A deux jours du premier tour de l’élection présidentielle, l’attentat jeudi soir sur les Champs-Elysées à Paris, où un policier a été tué, a bouleversé le dernier jour de la campagne officielle et envenimé les débats vendredi.
– Un grand oral bousculé, des déplacements annulés
L’émission « Quinze minutes pour convaincre », jeudi soir sur France 2, devait être l’occasion pour les onze candidats de rassurer sur leurs programmes respectifs ou rallier les indécis. Mais l’attaque visant des policiers sur l’avenue emblème de Paris a bousculé une bonne partie de l’émission.
Marine Le Pen et François Fillon ont annulé leurs déplacements ou réunions publiques prévus vendredi, suivis par Emmanuel Macron. Tous trois ont opté pour des déclarations solennelles vendredi depuis leurs QG.
– Le Pen et Fillon très critiques
La candidate FN a lancé que « depuis dix ans, sous les gouvernements de droite et de gauche, tout a été fait pour que nous perdions » la « guerre » contre le terrorisme.
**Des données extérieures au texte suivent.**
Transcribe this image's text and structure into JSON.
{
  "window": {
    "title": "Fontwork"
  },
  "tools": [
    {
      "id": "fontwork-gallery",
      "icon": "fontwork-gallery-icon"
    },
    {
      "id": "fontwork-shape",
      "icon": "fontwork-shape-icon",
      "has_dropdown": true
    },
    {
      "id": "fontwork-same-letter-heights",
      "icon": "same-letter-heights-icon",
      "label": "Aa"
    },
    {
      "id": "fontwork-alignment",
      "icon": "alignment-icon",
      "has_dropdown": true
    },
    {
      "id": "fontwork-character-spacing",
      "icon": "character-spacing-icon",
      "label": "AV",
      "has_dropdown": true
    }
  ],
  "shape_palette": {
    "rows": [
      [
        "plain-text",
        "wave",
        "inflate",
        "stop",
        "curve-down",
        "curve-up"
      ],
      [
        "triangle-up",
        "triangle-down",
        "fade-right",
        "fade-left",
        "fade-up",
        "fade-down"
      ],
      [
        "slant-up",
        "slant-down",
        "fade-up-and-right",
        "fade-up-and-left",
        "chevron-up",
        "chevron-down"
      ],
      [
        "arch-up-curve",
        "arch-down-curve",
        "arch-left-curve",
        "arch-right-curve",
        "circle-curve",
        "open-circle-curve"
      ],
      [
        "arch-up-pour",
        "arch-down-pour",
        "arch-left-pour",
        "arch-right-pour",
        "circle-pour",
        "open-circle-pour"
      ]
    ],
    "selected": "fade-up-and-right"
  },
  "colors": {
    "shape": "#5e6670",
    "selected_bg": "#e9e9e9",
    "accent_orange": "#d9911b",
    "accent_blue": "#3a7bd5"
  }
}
Marine Le Pen a aussi demandé « solennellement » au chef de l’État « d’ordonner la restauration effective de nos frontières » et « le traitement administratif ou pénal immédiat des fichés S ».
Tout en prônant l’unité pour montrer que la France « n’a pas peur », le candidat de la droite a estimé que « certains n’ont semble-t-il pas encore totalement pris la mesure du mal qui nous agresse et que j’entends combattre d’une main de fer ».
Emmanuel Macron a dénoncé la « faute » de François Fillon qui lorsqu’il était Premier ministre a provoqué selon lui « l’affaiblissement du renseignement territorial ». Être président « ça ne consiste pas comme je le vois ici ou là à céder à quelques surenchères, pour répondre à l’événement tragique qui endeuille notre pays », a-t-il ajouté.
– Cazeneuve rejette « outrance et division »
Sur le perron de Matignon, Bernard Cazeneuve a accusé Marine Le Pen et François Fillon d’avoir choisi « l’outrance et la division », accusant en particulier la candidate FN de chercher à « exploiter sans vergogne la peur et l’émotion à des fins exclusivement politiciennes ».
Le Premier ministre, qui avait estimé plus tôt que « rien ne doit entraver ce moment démocratique fondamental » qu’est l’élection présidentielle, a appelé « solennellement » à la « responsabilité », à être « collectivement à la hauteur » et au « refus des postures ».
– Mélenchon appelle au « sang-froid »
Le candidat de La France insoumise a demandé à ses concurrents de respecter leur « devoir de sang-froid », d' »éviter les polémiques grossières et vulgaires » et de ne pas critiquer la gestion des événements par le gouvernement actuel, dans un message vidéo sur Facebook.
Il a maintenu son « apéro insoumis » prévu en fin de journée dans le quartier de Ménilmontant à Paris, où devait le rejoindre le leader de Podemos, l’Espagnol Pablo Iglesias.
– L’appel de Carmaux de Hamon
Le candidat socialiste, pour qui cela aurait été « une grave erreur » de « mettre entre parenthèses le débat démocratique », a déclaré à Carmaux (Tarn) que les terroristes « veulent nous jeter dans les bras de la haine et de la guerre civile ». Mais « nous ne cèderons rien », a assuré Benoît Hamon sur les terres de Jean Jaurès, souhaitant « encore plus » de liberté, d’égalité, de fraternité et de République.
– Quelles conséquences dans les urnes?
Le président américain Donald Trump considère que l’attentat « aura un gros effet sur l’élection présidentielle ». Les experts sont beaucoup plus prudents.
Un sondage Ifop-Fiducial pour Paris Match, CNews et Sud Radio réalisé de mardi à vendredi, avant et après l’émission politique et l’attentat, laisse Emmanuel Macron en tête avec 24,5% des intentions de vote (+0,5% par rapport au sondage réalisé de lundi à jeudi), devant Marine Le Pen à 22,5% (stable). François Fillon est crédité de 19,5% devant Jean-Luc Mélenchon (18,5%) et Benoît Hamon (7%).
Dans la classe politique, on estime « vraisemblable » une hausse de la participation en réaction à l’attaque terroriste.
– Ken Loach avec Poutou
Des personnalités et dirigeants politiques d’une vingtaine de pays, dont le réalisateur britannique Ken Loach et l’eurodéputé de Podemos Miguel Urban, ont signé un appel en soutien à la candidature de Philippe Poutou (NPA), « seul candidat qui défend une position de démocratie par en bas ».